Fase-M Promoting Factor sebagai Pemicu Peristiwa Mitosis
Dalam
proses hilangnya sinyal penundaan mitosis, tidak terjadi semata-mata
karena sel itu sendiri melainkan karena adanya faktor lain dari
sitoplasma. Sel pada fase G2 memiliki periode tertentu untuk persiapan mitosis, yang mana disana terjadi penghilangan faktor penunda mitosis.

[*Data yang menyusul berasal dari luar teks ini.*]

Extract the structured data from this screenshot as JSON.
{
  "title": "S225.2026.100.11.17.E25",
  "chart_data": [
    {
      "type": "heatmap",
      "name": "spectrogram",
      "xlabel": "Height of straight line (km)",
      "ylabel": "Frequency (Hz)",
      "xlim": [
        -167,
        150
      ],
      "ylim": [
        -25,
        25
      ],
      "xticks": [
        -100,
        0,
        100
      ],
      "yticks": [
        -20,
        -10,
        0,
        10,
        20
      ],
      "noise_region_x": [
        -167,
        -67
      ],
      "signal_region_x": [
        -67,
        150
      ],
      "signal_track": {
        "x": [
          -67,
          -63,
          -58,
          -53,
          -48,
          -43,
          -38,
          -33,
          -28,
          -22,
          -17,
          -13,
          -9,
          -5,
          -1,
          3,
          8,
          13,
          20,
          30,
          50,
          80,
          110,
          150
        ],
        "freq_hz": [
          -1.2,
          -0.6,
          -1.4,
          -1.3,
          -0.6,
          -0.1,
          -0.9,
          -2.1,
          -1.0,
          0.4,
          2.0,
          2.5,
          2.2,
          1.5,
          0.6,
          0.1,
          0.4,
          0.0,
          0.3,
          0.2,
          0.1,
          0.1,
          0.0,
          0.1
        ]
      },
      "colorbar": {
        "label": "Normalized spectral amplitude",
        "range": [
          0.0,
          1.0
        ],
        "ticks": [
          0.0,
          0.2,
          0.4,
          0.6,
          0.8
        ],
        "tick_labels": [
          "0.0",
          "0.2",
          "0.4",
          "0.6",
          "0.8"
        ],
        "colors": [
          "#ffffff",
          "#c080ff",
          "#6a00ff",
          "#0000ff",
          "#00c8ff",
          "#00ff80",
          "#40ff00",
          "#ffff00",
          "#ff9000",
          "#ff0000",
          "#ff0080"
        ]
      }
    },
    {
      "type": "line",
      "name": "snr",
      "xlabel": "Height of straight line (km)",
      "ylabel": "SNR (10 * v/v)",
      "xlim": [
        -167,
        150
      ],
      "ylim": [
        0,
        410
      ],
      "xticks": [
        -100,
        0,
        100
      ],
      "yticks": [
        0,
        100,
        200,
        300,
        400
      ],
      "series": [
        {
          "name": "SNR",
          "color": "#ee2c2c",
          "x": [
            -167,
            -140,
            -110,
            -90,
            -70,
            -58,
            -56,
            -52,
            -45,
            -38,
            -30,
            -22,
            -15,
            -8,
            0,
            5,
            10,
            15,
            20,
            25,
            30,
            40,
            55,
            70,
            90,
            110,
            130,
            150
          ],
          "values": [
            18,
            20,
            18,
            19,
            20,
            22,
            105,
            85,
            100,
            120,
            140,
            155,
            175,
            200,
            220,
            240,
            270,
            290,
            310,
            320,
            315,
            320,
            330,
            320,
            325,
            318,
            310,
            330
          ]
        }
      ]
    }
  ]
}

Ketika sel fase-M berfusi dengan sel pada interfase, misalnya G1, S, atau G2 nukleus
yang berada dalam fase interfase segera menuju fase-M, mengalami
kondensasi kromosam lalu bersiap untuk membelah, namun pada beberapa
kasus, yaitu pada sel fase G2 atau fase-S, hal ini merupakan
bencana dalam siklus pembelahannya. Tidak demikian pada sel fase-M, pada
sel ini sitoplasmanya mengandung MPF (M-phase Promoting Faktor) yang
kuat sehingga membuat nukleus dapat berada pada berbagai fase.
Gambar 6. Kondensasi yang terlalu dini yang
terjadi pada kromosom interfase hasil fusi antara sel marsupial dalam
fase interfase dan sel manusia dalam fase mitosis.